Nokia's Smartphone Reinvention Begins With N8 Phone

Video Nokia N8 from Youtube


Nokia today unveiled the N8, the first handset from the Finnish company to use both the Symbian 3 operating system and the Qt cross-platform application framework. Although the physical hardware of the N8 is attractive, the Symbian 3 software is more important to Nokia's future. The company's falling status as a market leader is largely due to its reliance on an old interface not fully optimized for touch, so Symbian 3 represents Nokia's best chance to prove that it can still reign atop the smartphone world.


The N8 toucscreen supports multitouch navigation and gestures, the ability to run multiple programs simultaneously and social network status updates directly from the home screen.With a 12 megapixel camera and Carl Zeiss optics, consumers can use the N8 to create and edit HD-quality video recordings, which can be shared or viewed on a television by connecting the N8 with a cable. Nokia plans to launch the N8 in the third quarter for 370 euros ($492) in select markets.

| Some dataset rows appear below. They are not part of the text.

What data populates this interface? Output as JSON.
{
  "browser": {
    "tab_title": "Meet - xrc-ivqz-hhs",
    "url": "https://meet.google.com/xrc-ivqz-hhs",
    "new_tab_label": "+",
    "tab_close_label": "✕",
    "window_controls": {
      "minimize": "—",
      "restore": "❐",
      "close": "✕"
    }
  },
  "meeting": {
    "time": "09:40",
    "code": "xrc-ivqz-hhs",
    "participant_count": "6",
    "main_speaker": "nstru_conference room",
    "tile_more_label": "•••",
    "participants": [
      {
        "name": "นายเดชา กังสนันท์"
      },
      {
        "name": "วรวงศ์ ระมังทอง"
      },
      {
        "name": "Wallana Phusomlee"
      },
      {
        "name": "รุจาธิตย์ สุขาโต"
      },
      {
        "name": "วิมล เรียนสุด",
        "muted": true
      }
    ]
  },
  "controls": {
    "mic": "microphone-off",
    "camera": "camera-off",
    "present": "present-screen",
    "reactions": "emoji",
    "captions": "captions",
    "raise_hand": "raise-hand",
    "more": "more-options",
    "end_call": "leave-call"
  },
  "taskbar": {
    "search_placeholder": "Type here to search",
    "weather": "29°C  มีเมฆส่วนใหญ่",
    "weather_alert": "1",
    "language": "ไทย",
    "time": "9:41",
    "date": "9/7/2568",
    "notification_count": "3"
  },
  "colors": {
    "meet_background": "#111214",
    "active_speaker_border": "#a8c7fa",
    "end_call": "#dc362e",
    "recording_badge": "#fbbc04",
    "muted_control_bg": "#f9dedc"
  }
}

The N8 marks Nokia's largest undertaking to recapture lost smartphones market share - which has dropped to 39 percent from over 50 percent just two years ago. Some of that loss has come at the hands of newer mobile operating systems, such as those from Apple (a aapl) and Google. As competitors created new platforms and user interfaces, Nokia relied heavily on its aging Symbian S60 system.
The lone smartphone exception is Nokia's N900, which runs on the Maemo platform - a derivative of Linux.

While the hardware looks stellar on paper - the first images captured with the N8' s camera rival those of a high-quality dedicated digital camera, for example - Nokia is pinning its hope on the software that will power the N8 as well as future Nokia phones.

Using the new Symbian 3 platform, Nokia hopes to reverse its market share losses and prove to consumers that it can still reign atop the smartphone world. And by leveraging the Pt evironment that it owns, Nokia is also attempting to woo developers to write software for new Symbian 3 devices.